Cache packages for CI
CI rebuilds environments from scratch, so every job downloads the same wheels again. Run one velodex where your runners live and point the installers at it; the first job warms the cache and the rest install from local disk.
Run velodex next to the runners
On the CI host, or as a service in the runner network:
velodex serve --host 0.0.0.0 --port 4433 --data-dir /var/lib/velodex
The data directory is the cache; give it a persistent volume. Nothing else is stateful.
In Kubernetes or docker-compose, the same thing is one container with one volume. The image only needs the binary and the data mount; there is no database or sidecar.
Point the installers at it
Installers pick up the index from an environment variable, so most setups change zero pipeline files: set it once at the runner or organization level:
export UV_INDEX_URL=http://velodex.internal:4433/root/pypi/simple/
export PIP_INDEX_URL=http://velodex.internal:4433/root/pypi/simple/
# pyproject.toml, for uv-managed projects
[[tool.uv.index]]
url = "http://velodex.internal:4433/root/pypi/simple/"
default = true
Jobs that already pass --index-url explicitly keep working; the flag and the variable point at the same place.
Docker builds
Builds inside docker build do not see the host network by default. Either pass the index through a build argument:
ARG PIP_INDEX_URL
RUN pip install -r requirements.txtdocker build --build-arg PIP_INDEX_URL=http://velodex.internal:4433/root/pypi/simple/ .

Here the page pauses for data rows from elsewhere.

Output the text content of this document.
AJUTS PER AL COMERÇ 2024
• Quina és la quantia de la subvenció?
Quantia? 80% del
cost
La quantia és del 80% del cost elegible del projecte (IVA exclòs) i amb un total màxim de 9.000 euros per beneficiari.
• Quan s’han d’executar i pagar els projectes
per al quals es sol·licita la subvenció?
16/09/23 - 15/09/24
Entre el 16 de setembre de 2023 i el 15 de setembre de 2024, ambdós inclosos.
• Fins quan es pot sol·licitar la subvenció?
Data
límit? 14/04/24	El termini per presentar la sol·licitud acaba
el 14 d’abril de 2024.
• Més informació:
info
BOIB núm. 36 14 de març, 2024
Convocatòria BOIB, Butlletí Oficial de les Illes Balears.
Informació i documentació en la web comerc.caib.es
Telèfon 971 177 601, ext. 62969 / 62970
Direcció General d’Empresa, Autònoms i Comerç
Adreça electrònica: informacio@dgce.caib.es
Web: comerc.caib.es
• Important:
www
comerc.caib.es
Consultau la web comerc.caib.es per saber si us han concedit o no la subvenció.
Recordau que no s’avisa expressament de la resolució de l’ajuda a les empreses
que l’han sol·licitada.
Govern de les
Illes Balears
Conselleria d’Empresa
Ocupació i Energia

or run the build on a network where velodex.internal resolves (--network with BuildKit). BuildKit's own cache mounts
still help per machine; velodex makes the cache shared across machines, tags, and projects.
Verify it is working
Watch a couple of jobs, then check what the cache absorbed:
curl -s 'http://velodex.internal:4433/+stats?index=root/pypi' | jq .totals
downloads and bytes count what velodex served; once the working set is warm, upstream traffic drops to page
revalidations (refreshes, mostly 304s with no body). The dashboard shows the same numbers with
per-project drill-down, and /metrics feeds Prometheus.
Why this works as well as it does
- Wheels are immutable and content-addressed: each crosses your uplink once, ever (architecture).
- Cold misses stream through at upstream speed, so the warm-up phase costs nothing extra (measurements).
- A pypi.org outage stops being a build outage: pages serve stale, artifacts serve from disk.